What every LOA must include — the essential clauses

Started by Randy Dawson — 15 years ago — 26 views
Randy D from Memphis, TN. Getting a lot of questions from newer members about LOAs so I want to lay out the essential elements. A Letter of Authorization is the legal document that gives you permission to access a client utility account data and communicate with the utility on their behalf. Without it, the utility will not talk to you. A weak LOA means delays, rejected requests, and incomplete data. Here is what every LOA should include at minimum: 1) Full legal name of the account holder exactly as it appears on the utility bill. 2) Complete account numbers for every account being audited. 3) Service addresses for each account. 4) The name and contact information of the authorized representative — that is you. 5) A clear statement of what you are authorized to do: obtain billing records, meter data, rate schedule information, and communicate with utility personnel regarding the account. 6) Duration of the authorization — I recommend 24 months minimum. 7) Signature of the account holder or an authorized officer, with printed name, title, and date. Miss any of these and the utility will bounce your LOA back.
Randy, I would add one more: a clause authorizing the release of interval data and demand data in electronic format. Some utilities will send you 24 months of billing summaries in PDF but refuse to release the 15-minute interval data unless the LOA specifically requests it. The interval data is where the real analysis happens. Without it you are working blind on demand charge and TOU issues.
Good list. I also include language that covers all current and future accounts at the same service address. Clients sometimes have multiple meters they forgot to mention, or they add a new meter during the audit period. If the LOA only covers specific account numbers, you have to go back for a new signature every time a new account appears.
Frank makes a great point about future accounts. I learned this the hard way when a client added a sub-meter for their new EV charging stations. The utility said my LOA did not cover the new account. Had to get a revised signature which delayed the analysis by 3 weeks.

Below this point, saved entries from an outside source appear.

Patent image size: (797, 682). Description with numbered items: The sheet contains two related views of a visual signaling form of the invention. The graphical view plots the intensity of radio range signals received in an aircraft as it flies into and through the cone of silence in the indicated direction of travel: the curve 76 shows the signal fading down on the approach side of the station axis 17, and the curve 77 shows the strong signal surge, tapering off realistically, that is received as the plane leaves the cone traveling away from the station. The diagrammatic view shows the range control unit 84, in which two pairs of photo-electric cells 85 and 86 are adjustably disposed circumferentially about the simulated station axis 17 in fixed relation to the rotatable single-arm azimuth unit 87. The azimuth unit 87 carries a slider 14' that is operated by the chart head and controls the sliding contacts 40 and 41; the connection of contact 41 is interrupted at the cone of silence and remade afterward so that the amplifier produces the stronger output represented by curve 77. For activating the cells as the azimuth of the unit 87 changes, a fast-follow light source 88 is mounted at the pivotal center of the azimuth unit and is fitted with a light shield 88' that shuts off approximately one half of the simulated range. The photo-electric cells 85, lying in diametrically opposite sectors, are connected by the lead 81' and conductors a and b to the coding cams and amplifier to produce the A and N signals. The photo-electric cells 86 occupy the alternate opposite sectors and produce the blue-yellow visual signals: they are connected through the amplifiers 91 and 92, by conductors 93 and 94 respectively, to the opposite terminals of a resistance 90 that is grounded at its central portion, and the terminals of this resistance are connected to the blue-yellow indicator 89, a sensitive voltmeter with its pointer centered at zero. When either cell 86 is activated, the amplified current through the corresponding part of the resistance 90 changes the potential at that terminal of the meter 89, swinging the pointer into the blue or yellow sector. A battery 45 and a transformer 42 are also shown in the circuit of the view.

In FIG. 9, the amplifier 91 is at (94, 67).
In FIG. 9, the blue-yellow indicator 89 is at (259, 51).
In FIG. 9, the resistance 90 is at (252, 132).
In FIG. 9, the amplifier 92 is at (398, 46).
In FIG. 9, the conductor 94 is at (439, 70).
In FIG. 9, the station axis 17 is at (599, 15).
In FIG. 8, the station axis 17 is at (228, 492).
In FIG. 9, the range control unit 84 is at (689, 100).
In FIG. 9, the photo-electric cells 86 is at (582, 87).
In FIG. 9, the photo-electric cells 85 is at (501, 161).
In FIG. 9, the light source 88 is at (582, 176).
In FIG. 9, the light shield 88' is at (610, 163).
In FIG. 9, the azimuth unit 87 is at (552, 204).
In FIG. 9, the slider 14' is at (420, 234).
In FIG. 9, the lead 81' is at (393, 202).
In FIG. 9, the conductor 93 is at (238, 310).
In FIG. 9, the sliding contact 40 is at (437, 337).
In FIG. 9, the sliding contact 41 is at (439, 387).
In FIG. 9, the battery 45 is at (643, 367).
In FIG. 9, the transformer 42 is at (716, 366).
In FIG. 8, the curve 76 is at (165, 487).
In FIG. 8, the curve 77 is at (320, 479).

One clause I started adding after a bad experience: authorization to file disputes and rate change requests on behalf of the account holder. Some utilities distinguish between read-only data access and the authority to actually submit filings. If your LOA only authorizes data access, the utility will refuse to process your dispute filing and require the client to submit it directly. That adds weeks to every case.
Angela, excellent addition. The dispute filing authority is critical. My LOA has a section that says the authorized representative is empowered to request billing corrections, file rate schedule change requests, submit dispute claims, and take any other action related to the accurate billing of the accounts listed herein. That broad language covers everything without requiring a new LOA for each action.
I also include a confidentiality acknowledgment on the LOA itself — a sentence that says the authorized representative agrees to maintain the confidentiality of all account data obtained under this authorization. Some corporate clients require it before their legal department will approve the LOA. Having it built in saves a round of negotiation.
One more practical tip: always get the LOA signed in ink or via DocuSign with a verifiable audit trail. I had a utility reject a scanned PDF signature because they could not verify it was not copy-pasted from another document. Since then I use DocuSign for everything — it timestamps the signature and provides a certificate of completion that no utility has ever questioned.
Great additions from everyone. To summarize the complete LOA checklist: account holder name, account numbers, service addresses, authorized rep info, scope of authorization (data access AND dispute filing), interval data request, all current and future accounts clause, duration, confidentiality acknowledgment, and verifiable signature. Get all of these right and you will never have an LOA rejected.